The column decoder 5 decodes the column input address signal supplied from the timing control circuit 1 and puts one of the column switches CS1 through CSp which corresponds to the result into the ON state. In this example, data stored in the memory cell C11 is to be read, so the column switch CS1 goes into the ON state and the others go into the OFF state.
Data output from the column switch CS1 is supplied to the I/O circuit 6 via the data bus DB and auxiliary data bus DBX.
The I/O circuit 6 increases the voltage of the data read in this way to a predetermined value with the built-in sense amplifier and outputs it.
The operation of reading data stored in another memory cell is performed in the same way as described above, so descriptions of it will be omitted. The operation of writing data into a memory cell is performed in the same way as described above, except that data is read from the I/O circuit 6 side and is supplied to a memory cell. Therefore, descriptions of it will also be omitted.

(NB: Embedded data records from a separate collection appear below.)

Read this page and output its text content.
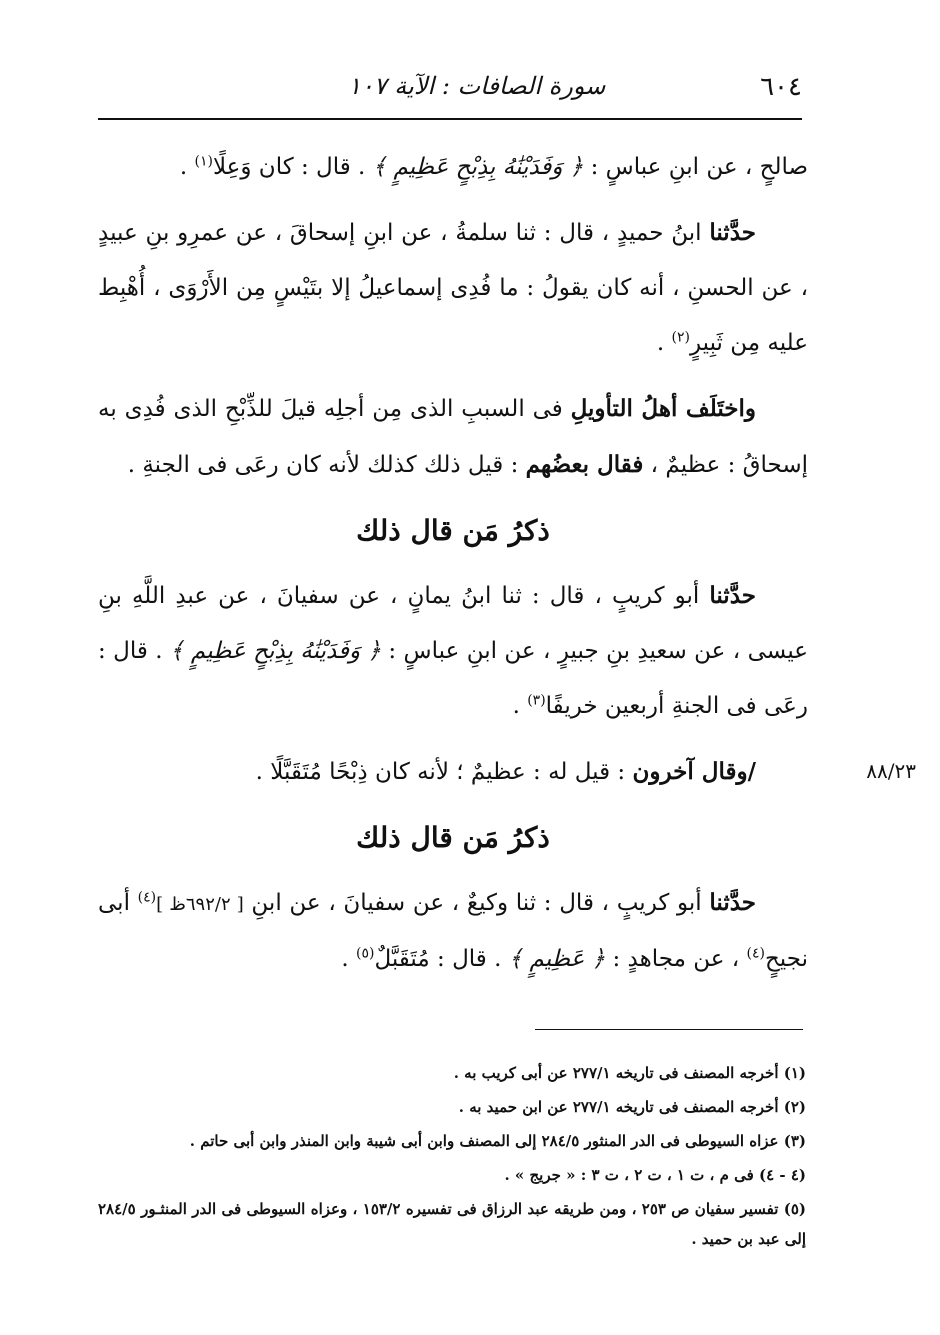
٦٠٤
سورة الصافات : الآية ١٠٧

صالحٍ ، عن ابنِ عباسٍ : ﴿ وَفَدَيْنَٰهُ بِذِبْحٍ عَظِيمٍ ﴾ . قال : كان وَعِلًا$^{(١)}$ .

حدَّثنا ابنُ حميدٍ ، قال : ثنا سلمةُ ، عن ابنِ إسحاقَ ، عن عمرِو بنِ عبيدٍ ، عن الحسنِ ، أنه كان يقولُ : ما فُدِى إسماعيلُ إلا بتَيْسٍ مِن الأَرْوَى ، أُهْبِط عليه مِن ثَبِيرٍ$^{(٢)}$ .

واختَلَف أهلُ التأويلِ فى السببِ الذى مِن أجلِه قيلَ للذِّبْحِ الذى فُدِى به إسحاقُ : عظيمٌ ، فقال بعضُهم : قيل ذلك كذلك لأنه كان رعَى فى الجنةِ .

ذكرُ مَن قال ذلك

حدَّثنا أبو كريبٍ ، قال : ثنا ابنُ يمانٍ ، عن سفيانَ ، عن عبدِ اللَّهِ بنِ عيسى ، عن سعيدِ بنِ جبيرٍ ، عن ابنِ عباسٍ : ﴿ وَفَدَيْنَٰهُ بِذِبْحٍ عَظِيمٍ ﴾ . قال : رعَى فى الجنةِ أربعين خريفًا$^{(٣)}$ .

٨٨/٢٣

/وقال آخرون : قيل له : عظيمٌ ؛ لأنه كان ذِبْحًا مُتَقَبَّلًا .

ذكرُ مَن قال ذلك

حدَّثنا أبو كريبٍ ، قال : ثنا وكيعٌ ، عن سفيانَ ، عن ابنِ [ ٦٩٢/٢ظ ]$^{(٤)}$ أبى نجيحٍ$^{(٤)}$ ، عن مجاهدٍ : ﴿ عَظِيمٍ ﴾ . قال : مُتَقَبَّلٌ$^{(٥)}$ .

(١) أخرجه المصنف فى تاريخه ٢٧٧/١ عن أبى كريب به .

(٢) أخرجه المصنف فى تاريخه ٢٧٧/١ عن ابن حميد به .

(٣) عزاه السيوطى فى الدر المنثور ٢٨٤/٥ إلى المصنف وابن أبى شيبة وابن المنذر وابن أبى حاتم .

(٤ - ٤) فى م ، ت ١ ، ت ٢ ، ت ٣ : « جريج » .

(٥) تفسير سفيان ص ٢٥٣ ، ومن طريقه عبد الرزاق فى تفسيره ١٥٣/٢ ، وعزاه السيوطى فى الدر المنثـور ٢٨٤/٥ إلى عبد بن حميد .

As stated above, compared with cases where bit lines are not hierarchized, the above bit line hierarchy system enables the provision of high-speed low-power semiconductor memories.
However, in recent years semiconductor memories which operate at higher speed are needed because the amount of information treated by information processing units has increased by leaps and bounds. Moreover, the miniaturization of portable information processing units is greatly needed, so the area of chips used in semiconductor memories must also be made smaller.